The Farm and Food Council resulted from a two-year task force study based on a desire to establish a viable local food network in Pitt County.
The local farmers market features a farm school that provides training on the business aspect of farming. A community garden teaches local kindergartners about nutrition and growing their own food. The Pitt Food Finder app lists food pantries, soup kitchens, farmers markets and other places where food is available.

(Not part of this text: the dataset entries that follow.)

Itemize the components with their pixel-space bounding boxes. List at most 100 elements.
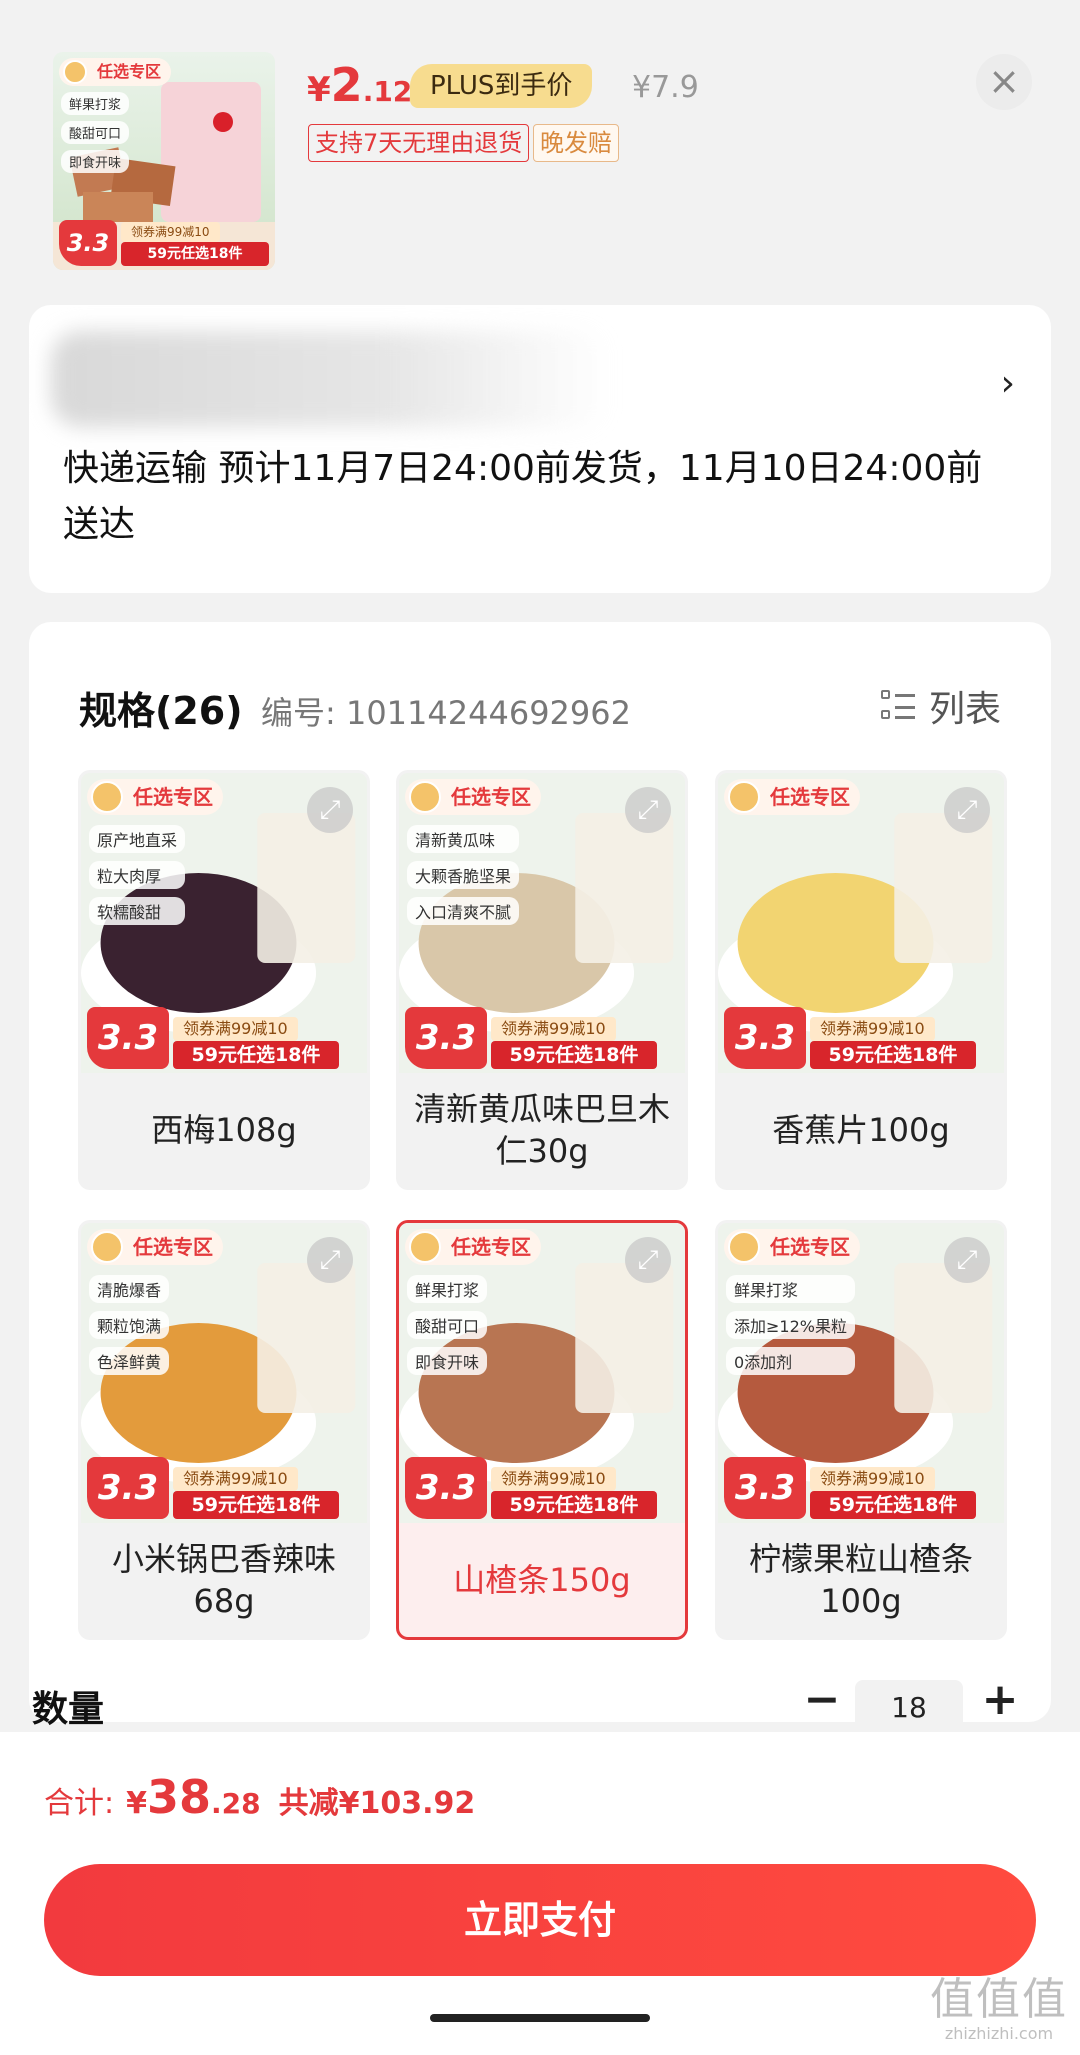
bullet: 大颗香脆坚果 — [407, 861, 520, 889]
mascot-icon — [91, 1231, 123, 1263]
bullet: 酸甜可口 — [407, 1311, 488, 1339]
ref-price-badge: 3.3 — [724, 1007, 806, 1069]
coupon-line: 领券满99减10 — [173, 1467, 298, 1491]
product-thumbnail[interactable]: 任选专区 鲜果打浆 酸甜可口 即食开味 3.3 领券满99减10 59元任选18… — [53, 52, 275, 270]
zone-label: 任选专区 — [451, 1235, 531, 1259]
promo-strip: 3.3 领券满99减10 59元任选18件 — [81, 1007, 367, 1073]
zone-tag: 任选专区 — [59, 58, 172, 86]
quantity-decrease-button[interactable]: − — [802, 1676, 842, 1726]
bullet: 鲜果打浆 — [407, 1275, 488, 1303]
ref-price-badge: 3.3 — [87, 1007, 169, 1069]
price-decimal: .12 — [362, 75, 413, 108]
list-view-toggle[interactable]: 列表 — [880, 680, 1001, 732]
zone-label: 任选专区 — [770, 1235, 850, 1259]
close-button[interactable]: × — [976, 54, 1032, 110]
coupon-line: 领券满99减10 — [121, 222, 220, 242]
coupon-line: 领券满99减10 — [491, 1467, 616, 1491]
shipping-estimate: 快递运输 预计11月7日24:00前发货，11月10日24:00前送达 — [63, 448, 983, 545]
address-card[interactable]: › 快递运输 预计11月7日24:00前发货，11月10日24:00前送达 — [29, 305, 1051, 593]
expand-icon[interactable]: ⤢ — [944, 1237, 990, 1283]
bullet: 0添加剂 — [726, 1347, 855, 1375]
plus-price-badge: PLUS到手价 — [410, 64, 593, 108]
promo-strip: 3.3 领券满99减10 59元任选18件 — [399, 1457, 685, 1523]
ref-price-badge: 3.3 — [59, 220, 117, 266]
zone-tag: 任选专区 — [405, 779, 541, 815]
bullet: 颗粒饱满 — [89, 1311, 170, 1339]
quantity-input[interactable]: 18 — [855, 1680, 963, 1736]
original-price: ¥7.9 — [632, 70, 699, 105]
bullet: 即食开味 — [407, 1347, 488, 1375]
coupon-line: 领券满99减10 — [810, 1467, 935, 1491]
late-compensation-tag: 晚发赔 — [533, 124, 619, 162]
bullet: 清脆爆香 — [89, 1275, 170, 1303]
price-integer: 2 — [330, 58, 363, 112]
zone-label: 任选专区 — [133, 785, 213, 809]
bullet: 鲜果打浆 — [61, 92, 130, 115]
expand-icon[interactable]: ⤢ — [625, 1237, 671, 1283]
pick-line: 59元任选18件 — [173, 1041, 339, 1069]
spec-option[interactable]: 任选专区 ⤢ 3.3 领券满99减10 59元任选18件 香蕉片100g — [715, 770, 1007, 1190]
bullet: 鲜果打浆 — [726, 1275, 855, 1303]
total-price: 合计: ¥ 38 .28 共减¥103.92 — [44, 1770, 475, 1824]
ref-price-badge: 3.3 — [405, 1457, 487, 1519]
bullet: 酸甜可口 — [61, 121, 130, 144]
ref-price-badge: 3.3 — [724, 1457, 806, 1519]
pick-line: 59元任选18件 — [173, 1491, 339, 1519]
pick-line: 59元任选18件 — [810, 1491, 976, 1519]
spec-option[interactable]: 任选专区清脆爆香颗粒饱满色泽鲜黄 ⤢ 3.3 领券满99减10 59元任选18件小米锅巴… — [78, 1220, 370, 1640]
pick-line: 59元任选18件 — [810, 1041, 976, 1069]
quantity-label: 数量 — [32, 1689, 105, 1730]
list-icon — [880, 688, 915, 724]
spec-card: 规格(26) 编号: 10114244692962 列表 任选专区 原产地直采 粒大… — [29, 622, 1051, 1722]
mascot-icon — [728, 781, 760, 813]
mascot-icon — [728, 1231, 760, 1263]
spec-option-bullets: 清新黄瓜味大颗香脆坚果 入口清爽不腻 — [407, 825, 520, 925]
return-policy-tag: 支持7天无理由退货 — [308, 124, 530, 162]
promo-strip: 3.3 领券满99减10 59元任选18件 — [81, 1457, 367, 1523]
expand-icon[interactable]: ⤢ — [944, 787, 990, 833]
pick-line: 59元任选18件 — [491, 1041, 657, 1069]
bullet: 色泽鲜黄 — [89, 1347, 170, 1375]
expand-icon[interactable]: ⤢ — [625, 787, 671, 833]
ref-price-badge: 3.3 — [87, 1457, 169, 1519]
spec-option[interactable]: 任选专区 鲜果打浆 添加≥12%果粒 0添加剂 ⤢ 3.3 领券满99减10 59元任选18件… — [715, 1220, 1007, 1640]
bullet: 粒大肉厚 — [89, 861, 186, 889]
spec-option[interactable]: 任选专区清新黄瓜味大颗香脆坚果 入口清爽不腻 ⤢ 3.3 领券满99减10 59元任选18… — [396, 770, 688, 1190]
bullet: 原产地直采 — [89, 825, 186, 853]
address-redacted — [51, 331, 611, 427]
pay-now-button[interactable]: 立即支付 — [44, 1864, 1036, 1976]
total-label: 合计: — [44, 1786, 115, 1821]
thumbnail-bullets: 鲜果打浆 酸甜可口 即食开味 — [61, 92, 130, 173]
spec-option[interactable]: 任选专区 原产地直采 粒大肉厚 软糯酸甜 ⤢ 3.3 领券满99减10 59元任选18件 西梅1… — [78, 770, 370, 1190]
checkout-bar: 合计: ¥ 38 .28 共减¥103.92 立即支付 值值值 zhizhizh… — [0, 1732, 1080, 2055]
mascot-icon — [91, 781, 123, 813]
promo-strip: 3.3 领券满99减10 59元任选18件 — [718, 1457, 1004, 1523]
expand-icon[interactable]: ⤢ — [307, 787, 353, 833]
expand-icon[interactable]: ⤢ — [307, 1237, 353, 1283]
zone-tag: 任选专区 — [87, 1229, 223, 1265]
home-indicator[interactable] — [430, 2014, 650, 2022]
quantity-increase-button[interactable]: + — [980, 1676, 1020, 1726]
watermark-url: zhizhizhi.com — [944, 2024, 1054, 2043]
spec-option-bullets: 原产地直采 粒大肉厚 软糯酸甜 — [89, 825, 186, 925]
mascot-icon — [409, 781, 441, 813]
bullet: 清新黄瓜味 — [407, 825, 520, 853]
spec-option-label: 清新黄瓜味巴旦木仁30g — [413, 1090, 670, 1170]
spec-option-bullets: 清脆爆香颗粒饱满色泽鲜黄 — [89, 1275, 170, 1375]
ref-price-badge: 3.3 — [405, 1007, 487, 1069]
chevron-right-icon[interactable]: › — [1001, 363, 1015, 404]
spec-option-label: 小米锅巴香辣味68g — [111, 1540, 336, 1620]
zone-label: 任选专区 — [97, 62, 162, 81]
spec-option[interactable]: 任选专区鲜果打浆酸甜可口即食开味 ⤢ 3.3 领券满99减10 59元任选18件山楂条1… — [396, 1220, 688, 1640]
product-header: 任选专区 鲜果打浆 酸甜可口 即食开味 3.3 领券满99减10 59元任选18… — [0, 0, 1080, 300]
total-currency: ¥ — [126, 1786, 147, 1821]
spec-option-label: 柠檬果粒山楂条100g — [748, 1540, 973, 1620]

“We’ve seen much success across the board,” Keene said. “It’s been a collaborative effort between county government, the cooperative extension and our community partners.”
“They did a great job of meeting residents where they are,” Trout said of Rochester.
According to the AAC website, nearly one-third of adults in the area surrounding Rochester had high blood pressure. Aware of the dangers, the Blood Pressure Collaborative launched in 2010.
Data showed the city’s Black and Latino populations were underserved. In response, the collaborative honed its strategies to reach out to those who were being left behind.
Disparities did not exist only in health care. Statistics showed suspension rates among Black students and students with disabilities were disproportionately high.
The Community Task Force on School Climate formed and immediately moved into action. A report from the Alliance for Quality Education led the school system to update its disciplinary code. Terms were redefined, suspensions were designated as last-minute resorts and restorative practices were put into place. In the first two years, the schools’ overall suspension rate dropped dramatically.
Rochester’s El Camino neighborhood is known for its poverty rates. Wanting to improve the quality of life for those who lived there, the Ibero-American Development Corporation and the city created Project HOPE, which led to the formation of the El Camino Charrette and Vision Plan.
Book clubs, neighborhood groups, a walking trail and La Marketa cultural market all grew from these efforts. Parents helped create a children’s garden in what used to be a spot for drugs and prostitution. The !No Mas! syringe cleanup effort tackles opioids locally.
“It was really community members and organizations that drove this process and are the reason why we are an amazing community to work in and live in,” Kelly Miterko, Rochester director of policy, said of these programs.